Speaking on the condition of anonymity, the US State Department added that Islam met with Central Intelligence Agency director David Petraeus and held “substantive, professional and productive” talks.
“The talks provided an opportunity to discuss a number of proposals for how we can enhance our joint efforts against terrorism,” the official said.
“Both leaders reaffirmed their commitment to work together to counter the terrorist presence in the region that threatens both US and Pakistani national security,” the department said
The official did not go into further detail.
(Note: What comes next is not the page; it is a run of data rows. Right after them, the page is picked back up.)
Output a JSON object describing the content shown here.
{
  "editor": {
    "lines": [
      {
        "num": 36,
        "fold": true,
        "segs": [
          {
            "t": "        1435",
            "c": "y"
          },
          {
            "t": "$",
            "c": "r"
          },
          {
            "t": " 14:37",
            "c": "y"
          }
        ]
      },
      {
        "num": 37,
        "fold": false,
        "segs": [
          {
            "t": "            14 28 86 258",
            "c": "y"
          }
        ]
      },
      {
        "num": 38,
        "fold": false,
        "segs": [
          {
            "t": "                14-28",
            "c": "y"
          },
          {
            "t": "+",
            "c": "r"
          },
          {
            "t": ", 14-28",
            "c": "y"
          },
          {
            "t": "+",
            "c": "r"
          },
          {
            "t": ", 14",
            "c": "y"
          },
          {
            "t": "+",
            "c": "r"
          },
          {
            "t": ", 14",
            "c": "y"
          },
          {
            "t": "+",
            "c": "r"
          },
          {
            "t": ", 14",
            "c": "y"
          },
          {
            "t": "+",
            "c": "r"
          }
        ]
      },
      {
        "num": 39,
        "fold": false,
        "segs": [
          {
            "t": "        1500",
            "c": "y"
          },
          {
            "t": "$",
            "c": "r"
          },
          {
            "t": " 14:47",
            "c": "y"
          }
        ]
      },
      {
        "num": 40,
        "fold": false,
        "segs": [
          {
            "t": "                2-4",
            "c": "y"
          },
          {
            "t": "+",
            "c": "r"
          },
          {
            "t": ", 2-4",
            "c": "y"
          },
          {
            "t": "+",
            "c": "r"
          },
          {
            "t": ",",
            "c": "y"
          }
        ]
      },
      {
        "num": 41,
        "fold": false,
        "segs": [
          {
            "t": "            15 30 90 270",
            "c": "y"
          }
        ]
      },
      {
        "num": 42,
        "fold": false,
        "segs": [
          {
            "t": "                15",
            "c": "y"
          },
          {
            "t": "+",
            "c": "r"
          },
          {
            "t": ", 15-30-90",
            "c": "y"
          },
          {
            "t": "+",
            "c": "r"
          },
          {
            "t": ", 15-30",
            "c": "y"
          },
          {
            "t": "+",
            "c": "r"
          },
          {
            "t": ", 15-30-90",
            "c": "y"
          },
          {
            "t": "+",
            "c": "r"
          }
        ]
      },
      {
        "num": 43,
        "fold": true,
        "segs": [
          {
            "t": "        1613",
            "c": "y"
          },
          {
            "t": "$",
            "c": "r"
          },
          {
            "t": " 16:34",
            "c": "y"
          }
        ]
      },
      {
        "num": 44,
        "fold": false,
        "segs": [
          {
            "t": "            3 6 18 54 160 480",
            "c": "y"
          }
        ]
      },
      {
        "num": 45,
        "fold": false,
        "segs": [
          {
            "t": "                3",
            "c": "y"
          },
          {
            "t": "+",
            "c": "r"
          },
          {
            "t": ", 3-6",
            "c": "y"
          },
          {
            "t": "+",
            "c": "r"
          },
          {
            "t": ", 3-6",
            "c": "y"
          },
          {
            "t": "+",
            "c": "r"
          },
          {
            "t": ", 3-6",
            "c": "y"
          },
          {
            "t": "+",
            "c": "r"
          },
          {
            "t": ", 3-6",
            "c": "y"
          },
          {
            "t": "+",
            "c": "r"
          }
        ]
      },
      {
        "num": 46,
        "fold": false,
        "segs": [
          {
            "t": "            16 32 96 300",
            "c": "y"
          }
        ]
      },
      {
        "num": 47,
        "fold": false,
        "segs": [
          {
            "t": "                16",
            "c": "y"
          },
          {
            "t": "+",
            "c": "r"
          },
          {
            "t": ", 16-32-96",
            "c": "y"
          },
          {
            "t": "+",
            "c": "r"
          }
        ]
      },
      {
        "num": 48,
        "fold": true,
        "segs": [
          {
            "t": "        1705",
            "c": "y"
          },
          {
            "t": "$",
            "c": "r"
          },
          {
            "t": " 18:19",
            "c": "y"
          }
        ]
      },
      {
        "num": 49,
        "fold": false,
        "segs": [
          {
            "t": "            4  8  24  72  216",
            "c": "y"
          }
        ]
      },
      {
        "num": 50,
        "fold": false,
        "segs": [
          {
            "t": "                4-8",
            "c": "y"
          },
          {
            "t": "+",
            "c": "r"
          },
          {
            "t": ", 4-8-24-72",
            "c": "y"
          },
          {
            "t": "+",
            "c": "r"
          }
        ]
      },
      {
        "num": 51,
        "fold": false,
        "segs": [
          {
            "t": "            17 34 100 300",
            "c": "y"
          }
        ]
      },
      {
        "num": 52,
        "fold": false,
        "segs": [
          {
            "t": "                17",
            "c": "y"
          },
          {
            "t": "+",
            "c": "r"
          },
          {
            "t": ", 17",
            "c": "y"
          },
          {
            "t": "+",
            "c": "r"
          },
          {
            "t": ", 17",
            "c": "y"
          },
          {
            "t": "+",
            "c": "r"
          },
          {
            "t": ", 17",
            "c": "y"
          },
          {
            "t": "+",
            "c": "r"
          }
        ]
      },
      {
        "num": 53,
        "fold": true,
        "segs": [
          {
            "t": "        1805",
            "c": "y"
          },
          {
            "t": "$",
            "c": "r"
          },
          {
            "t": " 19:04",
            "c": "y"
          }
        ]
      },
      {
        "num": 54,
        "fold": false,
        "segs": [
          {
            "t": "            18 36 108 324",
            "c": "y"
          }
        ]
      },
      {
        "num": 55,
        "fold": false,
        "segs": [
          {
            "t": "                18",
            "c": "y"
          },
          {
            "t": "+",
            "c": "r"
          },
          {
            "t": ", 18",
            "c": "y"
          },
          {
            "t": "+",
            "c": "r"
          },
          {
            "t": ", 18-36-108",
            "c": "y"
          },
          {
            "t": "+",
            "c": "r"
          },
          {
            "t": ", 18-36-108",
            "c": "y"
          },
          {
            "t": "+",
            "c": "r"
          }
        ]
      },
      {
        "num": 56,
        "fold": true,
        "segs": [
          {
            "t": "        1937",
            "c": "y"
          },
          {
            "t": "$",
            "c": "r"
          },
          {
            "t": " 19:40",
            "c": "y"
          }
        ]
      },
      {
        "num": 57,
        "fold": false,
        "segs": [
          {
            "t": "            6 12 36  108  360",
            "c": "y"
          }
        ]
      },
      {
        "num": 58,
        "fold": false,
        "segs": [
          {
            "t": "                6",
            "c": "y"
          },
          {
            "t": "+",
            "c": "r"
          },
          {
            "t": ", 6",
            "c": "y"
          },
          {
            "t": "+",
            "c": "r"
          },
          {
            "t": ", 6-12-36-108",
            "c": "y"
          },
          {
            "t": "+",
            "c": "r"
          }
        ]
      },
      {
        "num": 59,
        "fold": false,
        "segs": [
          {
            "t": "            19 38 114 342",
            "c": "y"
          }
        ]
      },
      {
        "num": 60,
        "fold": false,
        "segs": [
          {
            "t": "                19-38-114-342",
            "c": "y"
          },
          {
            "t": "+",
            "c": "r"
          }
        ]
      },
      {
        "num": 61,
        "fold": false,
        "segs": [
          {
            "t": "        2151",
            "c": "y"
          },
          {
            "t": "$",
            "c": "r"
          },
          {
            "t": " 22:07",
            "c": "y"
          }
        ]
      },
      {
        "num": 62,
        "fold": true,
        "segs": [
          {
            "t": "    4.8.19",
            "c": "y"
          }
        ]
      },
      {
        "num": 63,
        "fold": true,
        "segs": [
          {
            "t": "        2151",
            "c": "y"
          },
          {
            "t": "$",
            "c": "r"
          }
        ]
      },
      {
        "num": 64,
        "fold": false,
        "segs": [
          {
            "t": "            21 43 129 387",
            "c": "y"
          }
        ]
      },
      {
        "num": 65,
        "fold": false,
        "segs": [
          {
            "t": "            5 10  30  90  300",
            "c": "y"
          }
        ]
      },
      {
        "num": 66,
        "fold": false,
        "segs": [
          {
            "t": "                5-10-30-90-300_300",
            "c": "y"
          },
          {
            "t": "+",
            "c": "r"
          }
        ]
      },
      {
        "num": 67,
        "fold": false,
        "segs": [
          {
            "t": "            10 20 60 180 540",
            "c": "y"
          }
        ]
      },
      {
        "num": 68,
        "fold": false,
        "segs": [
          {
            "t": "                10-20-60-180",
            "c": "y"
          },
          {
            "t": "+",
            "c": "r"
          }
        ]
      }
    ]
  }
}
The United States has been looking for ways to cooperate with the ISI, whose relationship with US spies has swung from friendly to hostile in recent years.
The remarks echo those of the US commander in Afghanistan, General John Allen, who on a visit to Pakistan on Thursday praised “significant progress” in improving cooperation between the two countries.
Tensions were on peak between the two intelligence chiefs after US forces secretly penetrated the country and killed the world’s most wanted man Osama bin Laden, who was living in the cantonment area of Abbottabad.
A breakdown of relationship occurred between the two countries after US forces attacked a Pakistan army check-post at Salala in November, 2012, killing 24 soldiers and prompting the country to close supplies to Nato forces in Afghanistan.
Tensions have since eased, with Pakistan reopening the routes after Secretary of State Hillary Clinton last month apologized for the deaths. Pakistan on Tuesday signed a deal to keep the border open to convoys until the end of 2015, by which time the United States plans to withdraw most forces.